В итоге ветеран-углепожиратель из заурядного, ничем не примечательного трудяги-грузовика превратился в корабль Императорского Соединенного флота! Под прежним своим именем и новеньким боевым флагом он был поставлен на бочках у самого входа в пролив Китан, прямо под обрывистым берегом острова Токушима, с которого грозно смотрели в сторону Тихого океана вороненые стволы орудий береговых батарей.

Здесь он терпеливо и честно исполнял сразу две роли – нес брандвахтенную службу у пролива и был базой для снабжения и отдыха экипажей швартовавшихся к нему дежурных миноносцев. Мало того. Теперь он и сам был вооружен! На его баке, обращенном в сторону пролива Кии, было установлено крупповское 88-миллиметровое орудие, а на крыльях мостика, специально усиленных по такому поводу, два мощных прожектора, таких же, что и на самом флагмане Соединенного флота – броненосце «Микаса»! Ну, или почти таких же.

Кроме того, на «Тада-Мару» установили аппарат беспроволочного телеграфирования системы Маркони. Предложение армейцев о соединении его кабелем со штабом артиллеристов района «Тадошима» не нашло поддержки у моряков, которые считали, что если в случае шторма, например, пароходику придется срочно сниматься с якоря, лишнее электрическое хозяйство будет только помехой.

Но главное, на корме парохода, там, где были срублены фальшборты, был установлен поворотный минный аппарат, а в трюме под талями покоились три самодвижущиеся мины Уайтхеда к нему!
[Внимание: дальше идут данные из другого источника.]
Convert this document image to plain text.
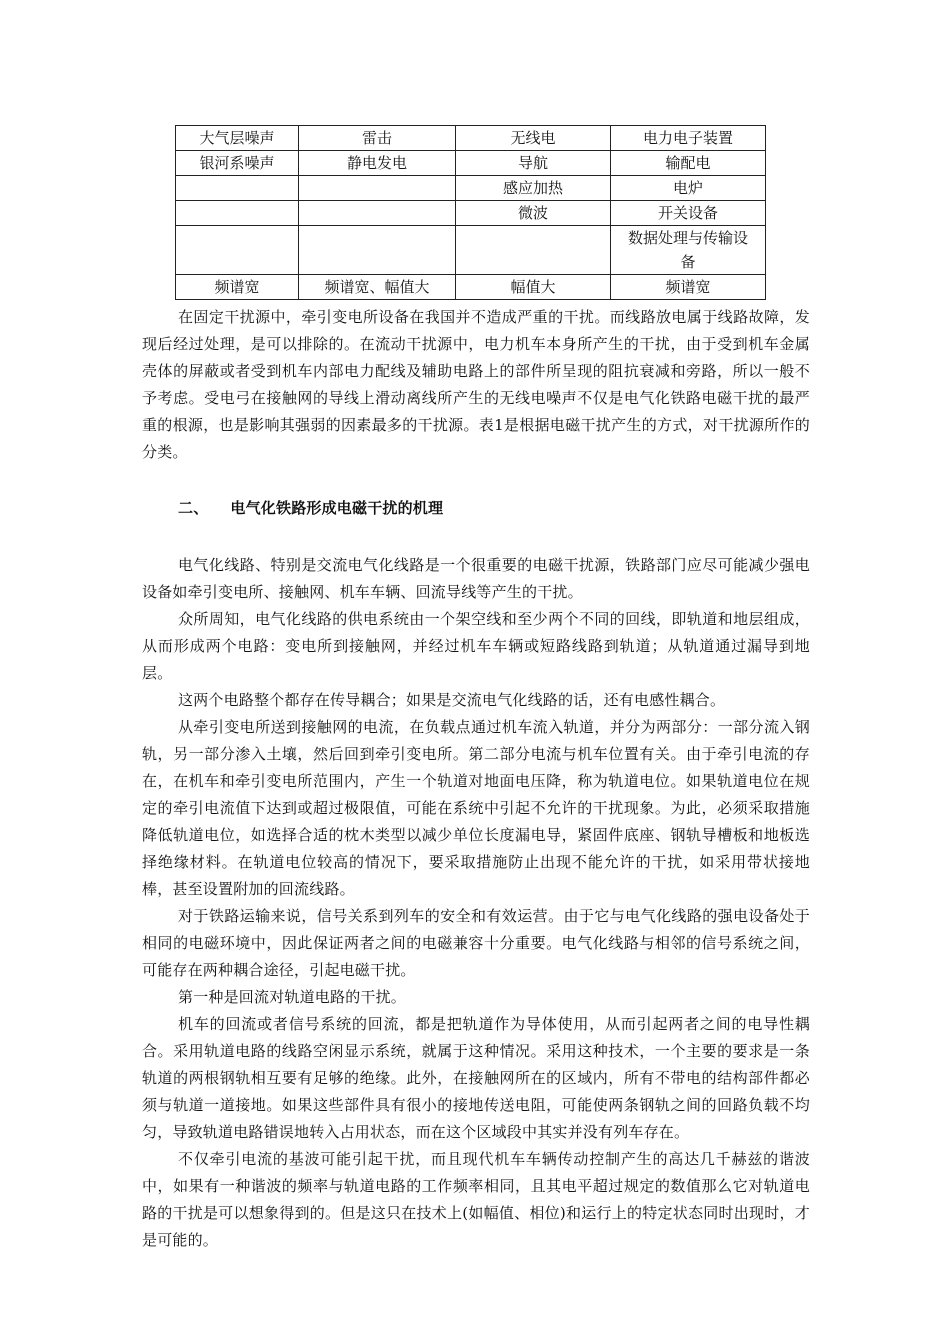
大气层噪声	雷击	无线电	电力电子装置
银河系噪声	静电发电	导航	输配电
		感应加热	电炉
		微波	开关设备
			数据处理与传输设备
频谱宽	频谱宽、幅值大	幅值大	频谱宽

在固定干扰源中，牵引变电所设备在我国并不造成严重的干扰。而线路放电属于线路故障，发现后经过处理，是可以排除的。在流动干扰源中，电力机车本身所产生的干扰，由于受到机车金属壳体的屏蔽或者受到机车内部电力配线及辅助电路上的部件所呈现的阻抗衰减和旁路，所以一般不予考虑。受电弓在接触网的导线上滑动离线所产生的无线电噪声不仅是电气化铁路电磁干扰的最严重的根源，也是影响其强弱的因素最多的干扰源。表1是根据电磁干扰产生的方式，对干扰源所作的分类。

二、 电气化铁路形成电磁干扰的机理

电气化线路、特别是交流电气化线路是一个很重要的电磁干扰源，铁路部门应尽可能减少强电设备如牵引变电所、接触网、机车车辆、回流导线等产生的干扰。

众所周知，电气化线路的供电系统由一个架空线和至少两个不同的回线，即轨道和地层组成，从而形成两个电路：变电所到接触网，并经过机车车辆或短路线路到轨道；从轨道通过漏导到地层。

这两个电路整个都存在传导耦合；如果是交流电气化线路的话，还有电感性耦合。

从牵引变电所送到接触网的电流，在负载点通过机车流入轨道，并分为两部分：一部分流入钢轨，另一部分渗入土壤，然后回到牵引变电所。第二部分电流与机车位置有关。由于牵引电流的存在，在机车和牵引变电所范围内，产生一个轨道对地面电压降，称为轨道电位。如果轨道电位在规定的牵引电流值下达到或超过极限值，可能在系统中引起不允许的干扰现象。为此，必须采取措施降低轨道电位，如选择合适的枕木类型以减少单位长度漏电导，紧固件底座、钢轨导槽板和地板选择绝缘材料。在轨道电位较高的情况下，要采取措施防止出现不能允许的干扰，如采用带状接地棒，甚至设置附加的回流线路。

对于铁路运输来说，信号关系到列车的安全和有效运营。由于它与电气化线路的强电设备处于相同的电磁环境中，因此保证两者之间的电磁兼容十分重要。电气化线路与相邻的信号系统之间，可能存在两种耦合途径，引起电磁干扰。

第一种是回流对轨道电路的干扰。

机车的回流或者信号系统的回流，都是把轨道作为导体使用，从而引起两者之间的电导性耦合。采用轨道电路的线路空闲显示系统，就属于这种情况。采用这种技术，一个主要的要求是一条轨道的两根钢轨相互要有足够的绝缘。此外，在接触网所在的区域内，所有不带电的结构部件都必须与轨道一道接地。如果这些部件具有很小的接地传送电阻，可能使两条钢轨之间的回路负载不均匀，导致轨道电路错误地转入占用状态，而在这个区域段中其实并没有列车存在。

不仅牵引电流的基波可能引起干扰，而且现代机车车辆传动控制产生的高达几千赫兹的谐波中，如果有一种谐波的频率与轨道电路的工作频率相同，且其电平超过规定的数值那么它对轨道电路的干扰是可以想象得到的。但是这只在技术上(如幅值、相位)和运行上的特定状态同时出现时，才是可能的。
Каждая из них имела дальность хода больше чем до середины пролива и вполне могла оказаться роковой для любого упрямца, не желающего исполнить приказ о немедленной остановке.

Хотя война с северными варварами грохотала где-то далеко, «Тадо-Мару», став боевым кораблем, всей своей котлозаклепочной душой гордился таким поворотом судьбы. Чего нельзя было сказать о его новом капитане. Вернее, командире – капитан-лейтенанте Ямасита Йозо. За неуживчивый характер, склонность резать начальству правду в глаза именно в том виде, как он, Йозо, ее понимал, а также тягу к неумеренному общению с пивом «Асахи», он, вместо того чтобы покрывать себя славой где-нибудь в Желтом море, сражаясь с врагами императора на корабле первой линии, вынужден был убивать время и душу на этой ржавой куче металлолома, мертво стоящей на двух бочках возле входа в Осакскую бухту.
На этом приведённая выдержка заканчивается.